In 2003, VAI subsidiary Voest-Alpine Services & Technologies Corp. became majority owner of Steel Related Technology of Blytheville, Arkansas.

After the Siemens purchase of VA Technologie AG completed in July 2005, VAI became Siemens VAI, a part of the Siemens Industrial Solutions and Services Group. Siemens VAI was later named Siemens VAI Metals Technologies GmbH & Co. and also referred to as VAI Group, which was created from VAI and Siemens electrical engineering and automation businesses. Siemens Group Industrial Solutions and Services also included Voest-Alpine Services and Technologies (VAST). Both Siemens units operated from the Pittsburgh area. VAST provided mill maintenance services to steel and aluminum manufacturers from eleven locations: Baltimore, Maryland; North East, Maryland; New London, Ohio; Milan, Ohio; Benton Harbor, Michigan; Bethel Park, Pennsylvania; Blytheville, Arkansas; Charleston, South Carolina; Decatur, Alabama; and Erie, Pennsylvania, in the United States and Sault Ste. Marie, Ontario, in Canada.

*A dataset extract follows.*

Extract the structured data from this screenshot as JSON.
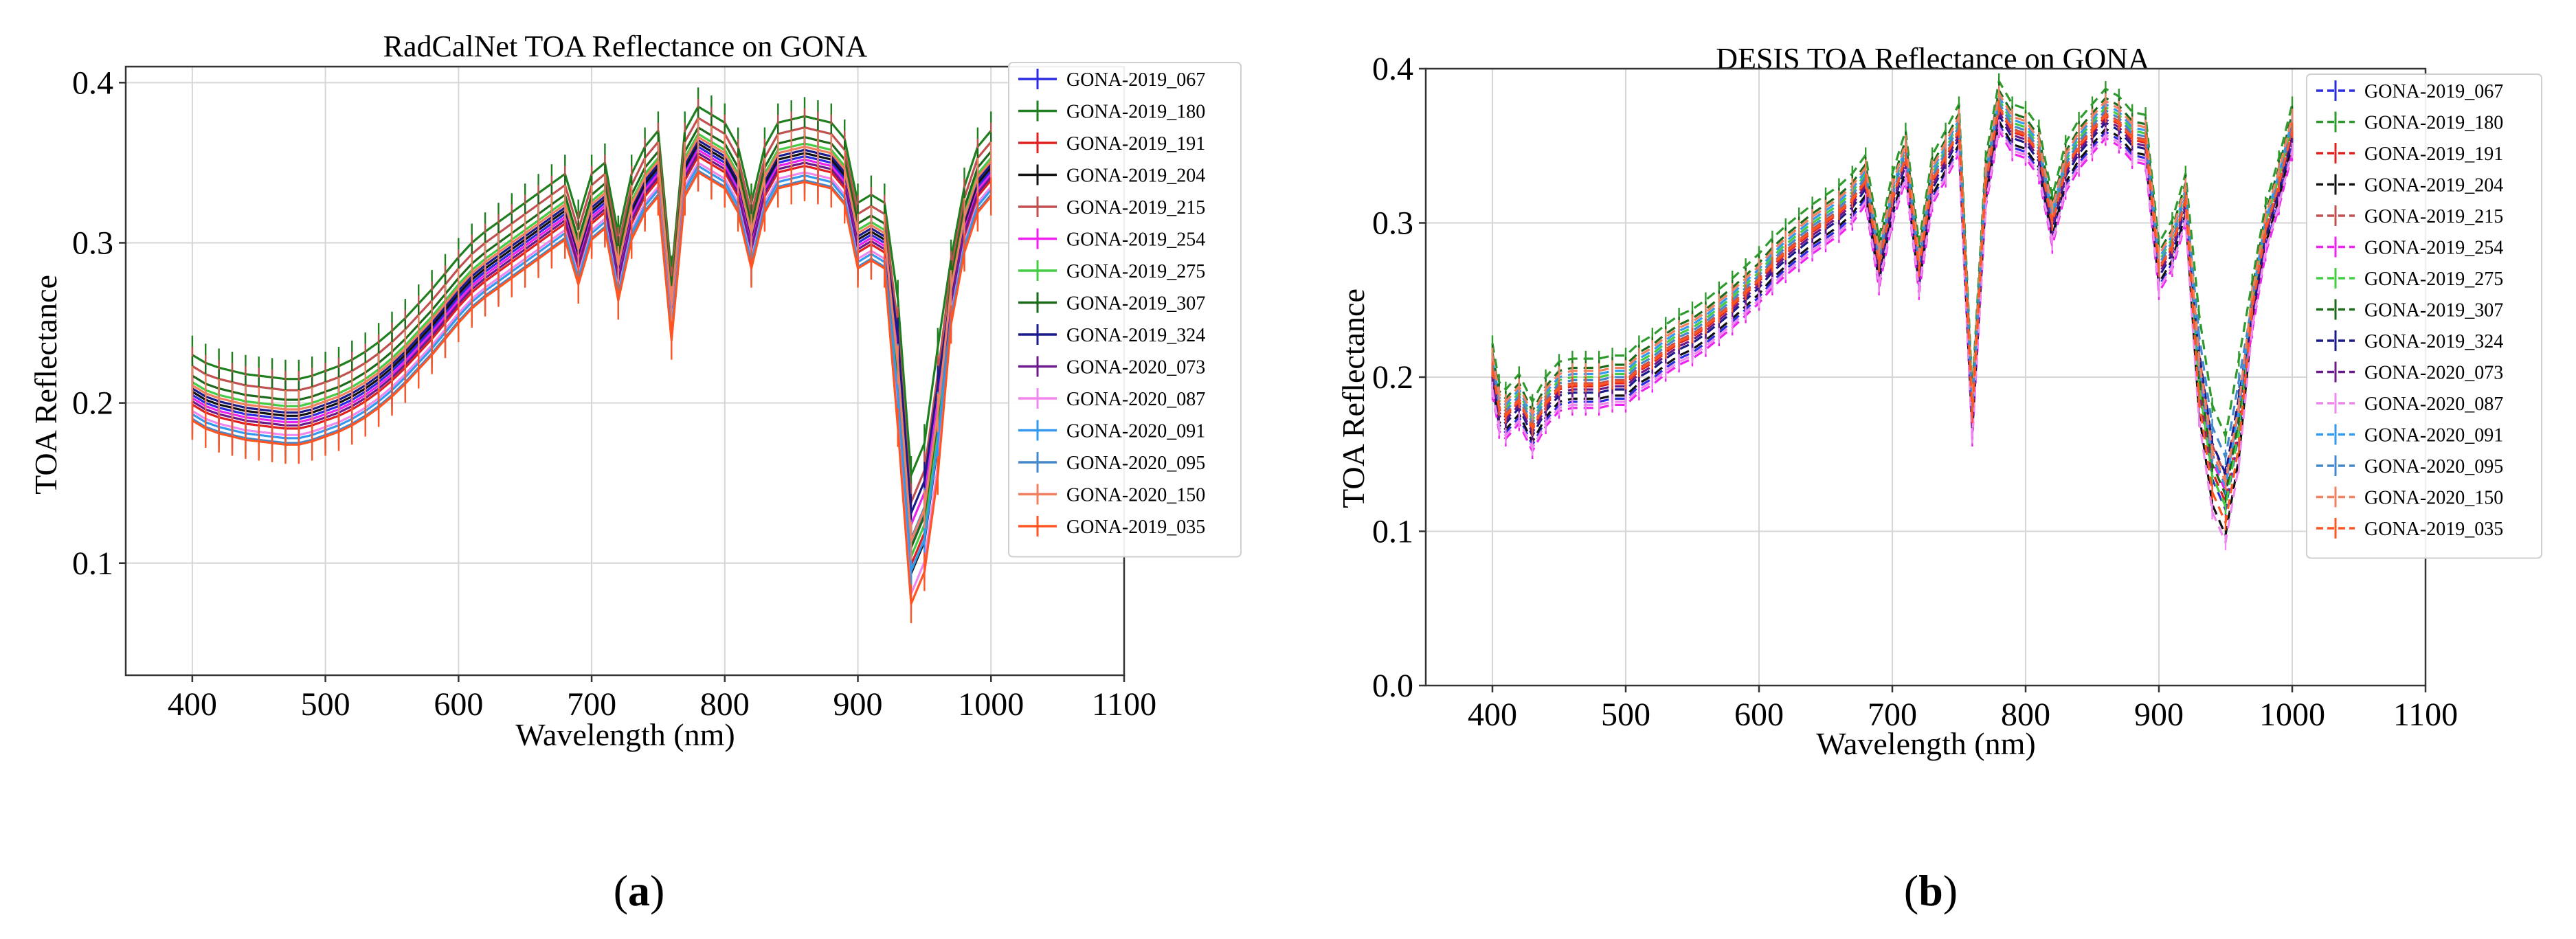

===Primetals Technologies===

==== 2014 - Present ====
In 2014, Mitsubishi-Hitachi Metals Machinery and Siemens AG announced the establishment of a joint venture in which equity ownership shares were 51% for Mitsubishi-Hitachi Metals Machinery and 49% for Siemens AG. The joint venture, Primetals Technologies Limited, started operations in January 2015. In 2019, Primetals Technologies together with Mitsubishi Heavy Industries acquired ABP Induction Systems.

On September 30, 2019, Mitsubishi Heavy Industries and Siemens AG reached the agreement that MHI will acquire Siemens’ 49 percent stake in Primetals Technologies. The transaction was completed at the end of January 2020.

In Spring 2021, the international private equity investor Mutares completed the acquisition of Primetals Technologies France from Primetals Technologies, Ltd., subsequently changing the name to Clecim France.

In Fall 2021, Primetals Technologies, Ltd. transferred its shares of Primetals Technologies Italy to Callista Private Equity, a financial investment company located in Munich, Germany.